Technical background
In recent years, rare earth doped on conversion luminescent nanomaterials are used in optical switches, information storage, optoelectronic devices and too Solar batteries and other aspects have shown great application value, the most striking is the recent rise of rare earth doping up Application of light-exchanging nanomaterials in fluorescent biomarkers. Compared with conventional fluorescent labeling materials (such as fluorescent dyes and quantities) In comparison, rARE-earth doped up-converted luminescent nanomaterials have high chemical stability, long fluorescence life and potential biotoxicity Low, and the use of near infrared light source excitation thus has a greater light penetration depth, no biological tissue spontaneous fluorescence and opposite Therefore, it plays an increasingly important role in the field of fluorescence biological detection and biological imaging The role of. At present, the bottleneck problem in the development of up-conversion nanometer fluorescent labeling materials is its low quantum yield.
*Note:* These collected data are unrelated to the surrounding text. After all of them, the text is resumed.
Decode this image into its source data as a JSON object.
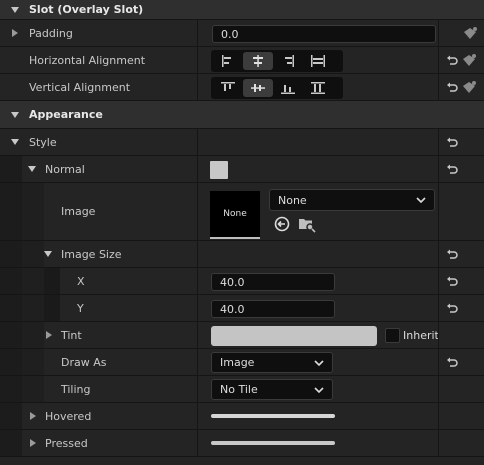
{
  "sections": {
    "slot": {
      "title": "Slot (Overlay Slot)"
    },
    "appearance": {
      "title": "Appearance"
    }
  },
  "padding": {
    "label": "Padding",
    "value": "0.0"
  },
  "horizontal_alignment": {
    "label": "Horizontal Alignment",
    "selected_index": 1
  },
  "vertical_alignment": {
    "label": "Vertical Alignment",
    "selected_index": 1
  },
  "style": {
    "label": "Style"
  },
  "normal": {
    "label": "Normal",
    "swatch_color": "#c8c8c8"
  },
  "image": {
    "label": "Image",
    "thumbnail_text": "None",
    "asset_value": "None"
  },
  "image_size": {
    "label": "Image Size",
    "x_label": "X",
    "x_value": "40.0",
    "y_label": "Y",
    "y_value": "40.0"
  },
  "tint": {
    "label": "Tint",
    "color": "#c4c4c4",
    "inherit_label": "Inherit"
  },
  "draw_as": {
    "label": "Draw As",
    "value": "Image"
  },
  "tiling": {
    "label": "Tiling",
    "value": "No Tile"
  },
  "hovered": {
    "label": "Hovered"
  },
  "pressed": {
    "label": "Pressed"
  }
}
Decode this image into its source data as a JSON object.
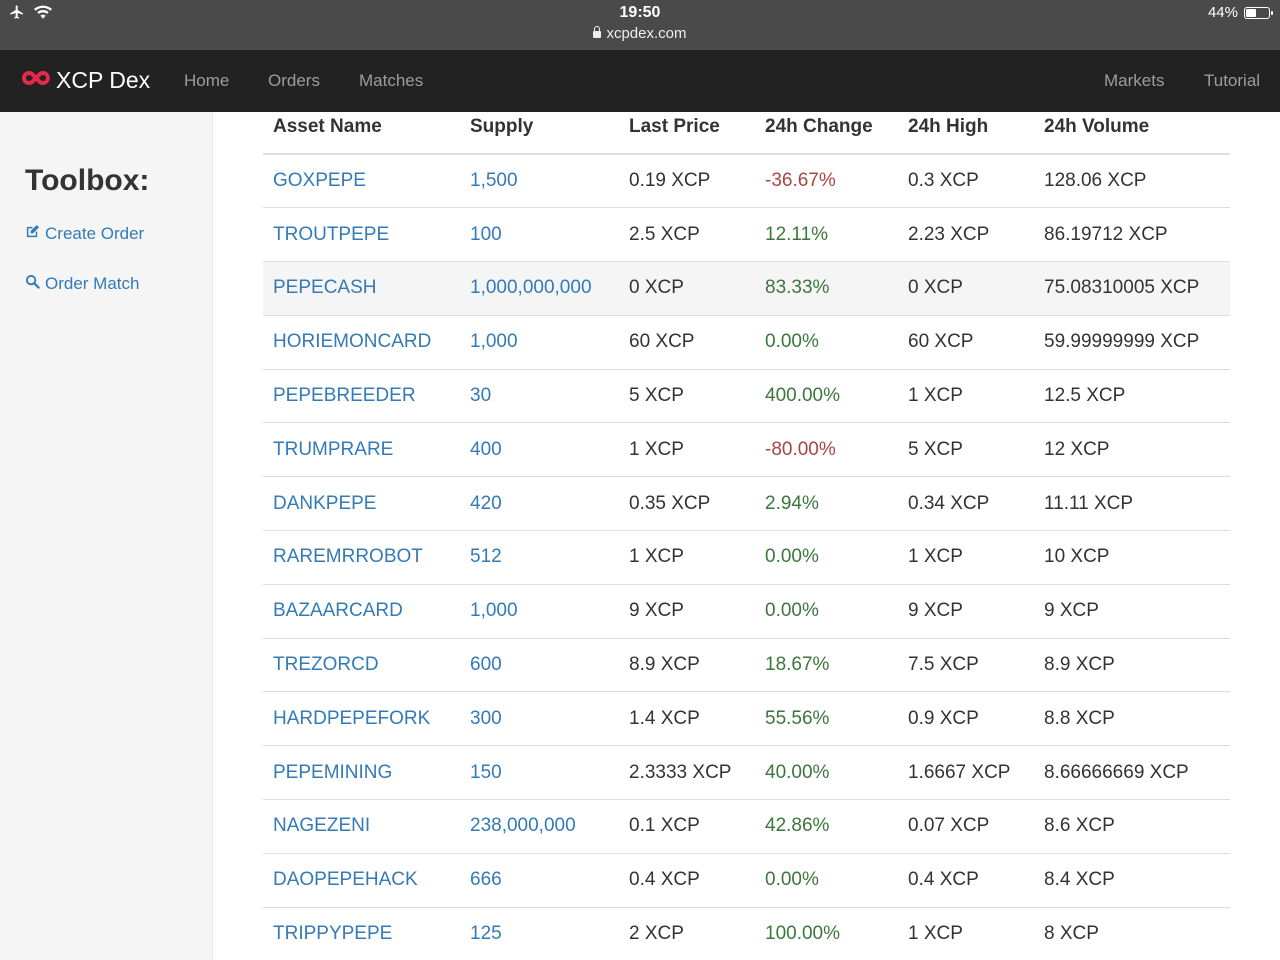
{
  "status": {
    "time": "19:50",
    "battery": "44%",
    "battery_fraction": 0.44,
    "url": "xcpdex.com"
  },
  "nav": {
    "brand": "XCP Dex",
    "links": [
      "Home",
      "Orders",
      "Matches"
    ],
    "right_links": [
      "Markets",
      "Tutorial"
    ]
  },
  "sidebar": {
    "title": "Toolbox:",
    "create_order": "Create Order",
    "order_match": "Order Match"
  },
  "table": {
    "headers": [
      "Asset Name",
      "Supply",
      "Last Price",
      "24h Change",
      "24h High",
      "24h Volume"
    ],
    "rows": [
      {
        "asset": "GOXPEPE",
        "supply": "1,500",
        "last": "0.19 XCP",
        "change": "-36.67%",
        "trend": "neg",
        "high": "0.3 XCP",
        "volume": "128.06 XCP"
      },
      {
        "asset": "TROUTPEPE",
        "supply": "100",
        "last": "2.5 XCP",
        "change": "12.11%",
        "trend": "pos",
        "high": "2.23 XCP",
        "volume": "86.19712 XCP"
      },
      {
        "asset": "PEPECASH",
        "supply": "1,000,000,000",
        "last": "0 XCP",
        "change": "83.33%",
        "trend": "pos",
        "high": "0 XCP",
        "volume": "75.08310005 XCP"
      },
      {
        "asset": "HORIEMONCARD",
        "supply": "1,000",
        "last": "60 XCP",
        "change": "0.00%",
        "trend": "pos",
        "high": "60 XCP",
        "volume": "59.99999999 XCP"
      },
      {
        "asset": "PEPEBREEDER",
        "supply": "30",
        "last": "5 XCP",
        "change": "400.00%",
        "trend": "pos",
        "high": "1 XCP",
        "volume": "12.5 XCP"
      },
      {
        "asset": "TRUMPRARE",
        "supply": "400",
        "last": "1 XCP",
        "change": "-80.00%",
        "trend": "neg",
        "high": "5 XCP",
        "volume": "12 XCP"
      },
      {
        "asset": "DANKPEPE",
        "supply": "420",
        "last": "0.35 XCP",
        "change": "2.94%",
        "trend": "pos",
        "high": "0.34 XCP",
        "volume": "11.11 XCP"
      },
      {
        "asset": "RAREMRROBOT",
        "supply": "512",
        "last": "1 XCP",
        "change": "0.00%",
        "trend": "pos",
        "high": "1 XCP",
        "volume": "10 XCP"
      },
      {
        "asset": "BAZAARCARD",
        "supply": "1,000",
        "last": "9 XCP",
        "change": "0.00%",
        "trend": "pos",
        "high": "9 XCP",
        "volume": "9 XCP"
      },
      {
        "asset": "TREZORCD",
        "supply": "600",
        "last": "8.9 XCP",
        "change": "18.67%",
        "trend": "pos",
        "high": "7.5 XCP",
        "volume": "8.9 XCP"
      },
      {
        "asset": "HARDPEPEFORK",
        "supply": "300",
        "last": "1.4 XCP",
        "change": "55.56%",
        "trend": "pos",
        "high": "0.9 XCP",
        "volume": "8.8 XCP"
      },
      {
        "asset": "PEPEMINING",
        "supply": "150",
        "last": "2.3333 XCP",
        "change": "40.00%",
        "trend": "pos",
        "high": "1.6667 XCP",
        "volume": "8.66666669 XCP"
      },
      {
        "asset": "NAGEZENI",
        "supply": "238,000,000",
        "last": "0.1 XCP",
        "change": "42.86%",
        "trend": "pos",
        "high": "0.07 XCP",
        "volume": "8.6 XCP"
      },
      {
        "asset": "DAOPEPEHACK",
        "supply": "666",
        "last": "0.4 XCP",
        "change": "0.00%",
        "trend": "pos",
        "high": "0.4 XCP",
        "volume": "8.4 XCP"
      },
      {
        "asset": "TRIPPYPEPE",
        "supply": "125",
        "last": "2 XCP",
        "change": "100.00%",
        "trend": "pos",
        "high": "1 XCP",
        "volume": "8 XCP"
      }
    ]
  },
  "colors": {
    "link": "#337ab7",
    "negative": "#a94442",
    "positive": "#3c763d",
    "navbar": "#222222",
    "brand_logo": "#e8284a"
  },
  "icons": [
    "airplane-icon",
    "wifi-icon",
    "lock-icon",
    "battery-icon",
    "xcp-logo-icon",
    "edit-icon",
    "search-icon"
  ]
}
Raise up conversion glow Efficiency and preparation of water-soluble nanocrystals with good luminescence properties are the prerequisites for the application of these materials in fluorescent biomarkers. In the reported material system, fluoride has high chemical stability and low phonon energy (300-500cm) It is a kind of ideal rare earth doped matrix material. At present, researches on rare earth doped fluoride mainly focus on yttrium fluoride Sodium (NaYF4) Studies on lutetium fluoride (LiLuF4), gadolinium fluoride sodium (NaGdF4) or yttrium fluoride lithium (LiYF4), etc In little.